The neighbor kept beside him in a tiered storage cart the tools of an artist—brushes, pencils, palettes, sponge-blenders. These implements appeared and disappeared from Mardoon’s perspective as the neighbor moved in close, or backed away, or reached for something else. Mardoon noticed that the twangy Spongebob Squarepants theme song mutedly emanated from some unascertainable direction, but that none the less was with him on the toilet amidst the transformative ritual. Perhaps, he wondered, perhaps Spongebob is part of this ritual.
Next, Mardoon watched, heard, listened, and smelled; he became lulled by the sensory overload of the process: the neighbor held an eyeliner pencil in his right hand. The hand appeared small off at the edge of the fisheye lens, but it grew as it approached Mardoon, fingers first. Impossibly long, tapered fingers stretched and curved along the fisheye lens. They moved independently of one another. Almost defiantly. The neighbor twiddled the pencil and knuckles twitched between bent and unbent. A manual sort of operation. Mardoon felt the carefully applied pressure of the pencil beneath his eyes, at its corners, on his waterline. This gentle care relaxed him, for a moment. But, he continued to smell all the smells of the room, still tasted the aerosols, his mind becoming a bottomless pool of sensory overload. He wondered if he was stuck in this loop, growing a bit weary until he recalled his project again, which took him out of this spiral—he still desperately had to get back to it.
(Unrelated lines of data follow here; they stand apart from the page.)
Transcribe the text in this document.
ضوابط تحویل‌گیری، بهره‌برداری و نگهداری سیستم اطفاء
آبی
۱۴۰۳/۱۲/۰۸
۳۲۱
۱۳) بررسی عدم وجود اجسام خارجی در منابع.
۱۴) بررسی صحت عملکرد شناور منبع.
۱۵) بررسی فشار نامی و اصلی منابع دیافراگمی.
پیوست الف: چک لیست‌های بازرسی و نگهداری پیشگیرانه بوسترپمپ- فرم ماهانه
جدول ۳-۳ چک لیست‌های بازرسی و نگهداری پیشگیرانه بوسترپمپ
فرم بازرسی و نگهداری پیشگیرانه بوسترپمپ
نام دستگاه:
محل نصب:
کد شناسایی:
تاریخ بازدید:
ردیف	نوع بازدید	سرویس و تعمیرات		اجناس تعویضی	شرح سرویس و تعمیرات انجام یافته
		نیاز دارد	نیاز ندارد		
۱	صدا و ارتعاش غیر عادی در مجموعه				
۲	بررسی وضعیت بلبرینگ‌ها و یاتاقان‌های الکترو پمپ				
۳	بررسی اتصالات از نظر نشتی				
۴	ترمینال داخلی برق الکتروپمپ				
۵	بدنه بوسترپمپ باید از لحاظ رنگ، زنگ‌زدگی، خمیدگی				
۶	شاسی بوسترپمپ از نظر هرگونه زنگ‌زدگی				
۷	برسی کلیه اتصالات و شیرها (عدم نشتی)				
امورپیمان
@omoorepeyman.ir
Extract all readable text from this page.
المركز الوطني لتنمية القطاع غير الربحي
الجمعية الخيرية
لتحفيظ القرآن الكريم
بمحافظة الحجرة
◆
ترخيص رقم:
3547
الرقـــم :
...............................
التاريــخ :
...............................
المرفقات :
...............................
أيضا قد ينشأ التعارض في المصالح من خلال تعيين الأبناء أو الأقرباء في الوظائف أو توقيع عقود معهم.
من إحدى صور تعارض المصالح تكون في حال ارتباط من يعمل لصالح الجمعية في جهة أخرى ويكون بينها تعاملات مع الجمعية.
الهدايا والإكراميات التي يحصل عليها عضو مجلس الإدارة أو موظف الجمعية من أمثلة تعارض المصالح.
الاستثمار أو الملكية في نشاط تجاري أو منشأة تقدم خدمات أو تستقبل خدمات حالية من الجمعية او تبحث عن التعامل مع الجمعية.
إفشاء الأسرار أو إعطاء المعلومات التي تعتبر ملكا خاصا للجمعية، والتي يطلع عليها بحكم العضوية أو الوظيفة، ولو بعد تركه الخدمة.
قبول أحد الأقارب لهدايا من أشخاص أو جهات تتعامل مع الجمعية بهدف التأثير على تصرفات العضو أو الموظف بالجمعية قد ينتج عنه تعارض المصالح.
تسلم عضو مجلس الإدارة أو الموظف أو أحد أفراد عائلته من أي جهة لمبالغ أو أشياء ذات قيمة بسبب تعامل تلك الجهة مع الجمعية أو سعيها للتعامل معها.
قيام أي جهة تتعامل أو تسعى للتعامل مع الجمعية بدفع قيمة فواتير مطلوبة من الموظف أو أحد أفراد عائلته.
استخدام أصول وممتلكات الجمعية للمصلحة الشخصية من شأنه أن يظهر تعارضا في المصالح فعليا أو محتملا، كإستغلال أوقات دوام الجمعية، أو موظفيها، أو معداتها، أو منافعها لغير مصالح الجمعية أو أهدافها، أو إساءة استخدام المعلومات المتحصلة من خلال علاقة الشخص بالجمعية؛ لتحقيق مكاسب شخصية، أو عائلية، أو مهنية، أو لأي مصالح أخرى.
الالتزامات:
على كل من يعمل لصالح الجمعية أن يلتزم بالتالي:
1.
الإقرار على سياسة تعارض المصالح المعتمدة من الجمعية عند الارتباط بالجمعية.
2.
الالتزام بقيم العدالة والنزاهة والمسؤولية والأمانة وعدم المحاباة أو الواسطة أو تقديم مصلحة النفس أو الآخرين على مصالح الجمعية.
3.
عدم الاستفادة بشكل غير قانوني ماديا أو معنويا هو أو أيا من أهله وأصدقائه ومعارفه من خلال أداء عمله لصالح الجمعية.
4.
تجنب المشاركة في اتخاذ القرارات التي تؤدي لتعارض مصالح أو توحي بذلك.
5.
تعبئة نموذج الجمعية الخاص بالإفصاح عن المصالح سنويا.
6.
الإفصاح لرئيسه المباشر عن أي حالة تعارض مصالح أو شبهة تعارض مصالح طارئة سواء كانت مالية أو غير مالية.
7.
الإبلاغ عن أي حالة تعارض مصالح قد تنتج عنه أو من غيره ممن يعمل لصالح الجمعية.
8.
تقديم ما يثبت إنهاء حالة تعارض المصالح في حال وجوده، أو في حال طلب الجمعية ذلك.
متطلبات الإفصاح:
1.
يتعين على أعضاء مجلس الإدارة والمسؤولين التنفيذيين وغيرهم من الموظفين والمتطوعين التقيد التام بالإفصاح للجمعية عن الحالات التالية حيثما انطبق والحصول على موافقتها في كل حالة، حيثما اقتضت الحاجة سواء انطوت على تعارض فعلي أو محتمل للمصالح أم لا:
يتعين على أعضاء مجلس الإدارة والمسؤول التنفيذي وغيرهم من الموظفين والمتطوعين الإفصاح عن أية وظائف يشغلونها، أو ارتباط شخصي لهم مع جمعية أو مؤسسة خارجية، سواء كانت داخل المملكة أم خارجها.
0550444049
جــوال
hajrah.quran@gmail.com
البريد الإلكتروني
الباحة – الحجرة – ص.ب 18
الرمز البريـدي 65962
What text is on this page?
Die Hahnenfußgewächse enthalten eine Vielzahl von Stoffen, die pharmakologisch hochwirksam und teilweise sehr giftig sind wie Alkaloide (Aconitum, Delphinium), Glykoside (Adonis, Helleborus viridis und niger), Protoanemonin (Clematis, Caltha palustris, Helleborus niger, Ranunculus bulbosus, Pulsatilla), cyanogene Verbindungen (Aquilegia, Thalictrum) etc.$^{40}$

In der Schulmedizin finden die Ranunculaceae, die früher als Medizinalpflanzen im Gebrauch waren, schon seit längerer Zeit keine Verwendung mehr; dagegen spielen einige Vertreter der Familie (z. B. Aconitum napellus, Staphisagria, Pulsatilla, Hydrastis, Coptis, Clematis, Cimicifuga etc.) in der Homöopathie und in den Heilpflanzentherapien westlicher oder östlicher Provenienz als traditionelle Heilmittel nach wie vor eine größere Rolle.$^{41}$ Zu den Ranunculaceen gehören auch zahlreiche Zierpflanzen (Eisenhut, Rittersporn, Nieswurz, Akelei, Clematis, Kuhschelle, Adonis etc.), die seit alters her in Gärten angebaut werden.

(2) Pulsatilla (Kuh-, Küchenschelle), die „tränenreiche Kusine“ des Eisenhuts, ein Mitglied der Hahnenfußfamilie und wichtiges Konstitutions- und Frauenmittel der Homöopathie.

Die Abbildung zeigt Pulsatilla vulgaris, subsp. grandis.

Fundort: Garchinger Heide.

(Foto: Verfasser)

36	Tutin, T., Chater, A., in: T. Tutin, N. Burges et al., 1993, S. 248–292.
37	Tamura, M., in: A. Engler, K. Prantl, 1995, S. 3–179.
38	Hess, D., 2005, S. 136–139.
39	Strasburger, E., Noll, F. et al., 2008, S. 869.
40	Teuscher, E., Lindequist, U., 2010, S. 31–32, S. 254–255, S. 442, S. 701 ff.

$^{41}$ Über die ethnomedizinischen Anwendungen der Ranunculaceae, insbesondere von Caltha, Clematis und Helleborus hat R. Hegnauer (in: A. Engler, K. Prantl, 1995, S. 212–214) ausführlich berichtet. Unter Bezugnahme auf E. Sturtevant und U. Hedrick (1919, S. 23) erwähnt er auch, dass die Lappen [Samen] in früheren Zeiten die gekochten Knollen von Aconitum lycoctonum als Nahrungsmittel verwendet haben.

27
“You’ll be fine wearing that, by the way. And your hair’s good. You’ll fit right in,”
“Now, close your eyes,” The neighbor said, reaching for a small hand-mirror stowed in the bathroom storage cart.
“ I dunno…”
“Shush! Close ‘em!”
And Mardoon did.1
“Okay, open them up,” he said.
While his eyes were closed, the neighbor had gently pressed the handle of the hand-mirror into Mardoon’s palm and wrapped his fingers around Mardoon’s to close his hand around it. The neighbor repositioned Mardoon’s arm with a series of articulations; when Mardoon opened his eyes, he saw the mirror piece missing from the plastic frame. Mardoon quickly flipped it over in his hand, searching for second mirror on the other side. But it was only the back of the device, a black speckled plastic upon which the neighbor had affixed multiple rainbow stickers, some of which were peeling off.
From out of view the neighbor’s voice echoed in Mardoon’s head: “You look so good. This will drive the ladies wild. They can spot your type pretty quick. Just be careful, they’ll eat you alive.”